(Bloomberg) -- Investors pulled a record amount from Baillie Gifford’s U.K.-domiciled funds last month as its once-lucrative bets on tech giants continued to decline, according to new data.

The Edinburgh-based fund house lost a total of 10% from its U.K. funds in January, taking the total down to 56 billion pounds ($75.6 billion), data from research firm Morningstar showed. While most of this was due to poor performance, Baillie Gifford also suffered a rare month of outflows, with clients withdrawing a net 875 million pounds, according to the data.

Baillie Gifford, which managed a total of 336 billion pounds ($455 billion) at the end of last year, has stakes in a number of tech names that soared in recent years before suffering large drops over the past few months.

The firm is the largest investor in vaccine producer Moderna Inc. and biotech company Illumina Inc., and its funds are a top-10 shareholder in Zoom Video Communications Inc., e-commerce firm Shopify Inc. and Netflix Inc., according to data compiled by Bloomberg. All of those stocks have slumped at least 25% since the end of August, as nervous investors exit growth equities and brace for tighter monetary policy in the aftermath of the pandemic.

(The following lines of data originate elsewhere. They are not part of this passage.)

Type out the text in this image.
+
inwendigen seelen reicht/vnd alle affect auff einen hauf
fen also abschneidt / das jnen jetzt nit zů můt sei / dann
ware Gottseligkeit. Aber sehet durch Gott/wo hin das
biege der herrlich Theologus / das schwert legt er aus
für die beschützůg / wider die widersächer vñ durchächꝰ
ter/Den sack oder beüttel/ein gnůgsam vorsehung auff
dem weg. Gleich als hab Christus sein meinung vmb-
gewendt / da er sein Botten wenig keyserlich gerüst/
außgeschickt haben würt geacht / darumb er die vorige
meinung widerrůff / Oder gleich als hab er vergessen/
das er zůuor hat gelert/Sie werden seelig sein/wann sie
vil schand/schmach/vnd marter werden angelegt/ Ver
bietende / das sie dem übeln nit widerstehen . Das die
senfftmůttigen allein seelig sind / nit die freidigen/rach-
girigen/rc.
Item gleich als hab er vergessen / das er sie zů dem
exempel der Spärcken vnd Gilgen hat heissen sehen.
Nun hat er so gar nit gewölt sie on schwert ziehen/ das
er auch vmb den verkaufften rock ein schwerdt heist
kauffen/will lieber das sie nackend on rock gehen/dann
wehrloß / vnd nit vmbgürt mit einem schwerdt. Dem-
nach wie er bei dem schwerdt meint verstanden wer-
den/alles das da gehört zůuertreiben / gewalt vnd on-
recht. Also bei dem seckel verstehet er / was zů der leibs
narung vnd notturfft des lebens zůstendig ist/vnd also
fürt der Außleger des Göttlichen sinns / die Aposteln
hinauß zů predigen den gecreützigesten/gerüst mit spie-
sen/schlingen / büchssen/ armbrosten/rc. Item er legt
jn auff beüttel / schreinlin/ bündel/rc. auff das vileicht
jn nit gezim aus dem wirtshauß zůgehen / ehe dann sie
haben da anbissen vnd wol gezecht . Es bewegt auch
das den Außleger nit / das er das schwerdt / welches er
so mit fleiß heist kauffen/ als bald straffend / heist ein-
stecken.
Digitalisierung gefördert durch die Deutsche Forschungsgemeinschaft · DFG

Clients withdrew more than 200 million pounds from Baillie Gifford’s previously popular American Fund in January, according to Morningstar, after its value shrank by almost 40% in the past year to less than 5 billion pounds.

The European fund, which manages 2.68 billion pounds according to data compiled by Bloomberg, has also suffered. Clients pulled about 100 million pounds last month, the Morningstar figures show, following an 18% decline in performance over the past year. 

Longer term investors are still sitting on gains, though, with some of Baillie Gifford’s funds up more than 10% over the past three years, data compiled by Bloomberg show.

Baillie Gifford declined to comment on the figures. 

The company is trying to reassure customers, who include major U.S. pension funds as well as British municipalities and individuals, about the market declines. “We were neither heroes in 2020 nor villains in 2021,” Baillie Gifford wrote in a letter to investors in January, adding that it won’t divert from its “tried and tested” long-term investment strategy.

“It makes no real sense that Zoom can increase its sales by 30% and see its price drop by 40%,” James Budden, director of marketing and distribution at Baillie Gifford, told Bloomberg News earlier this month. “Calm will return at some stage and we will all move on.”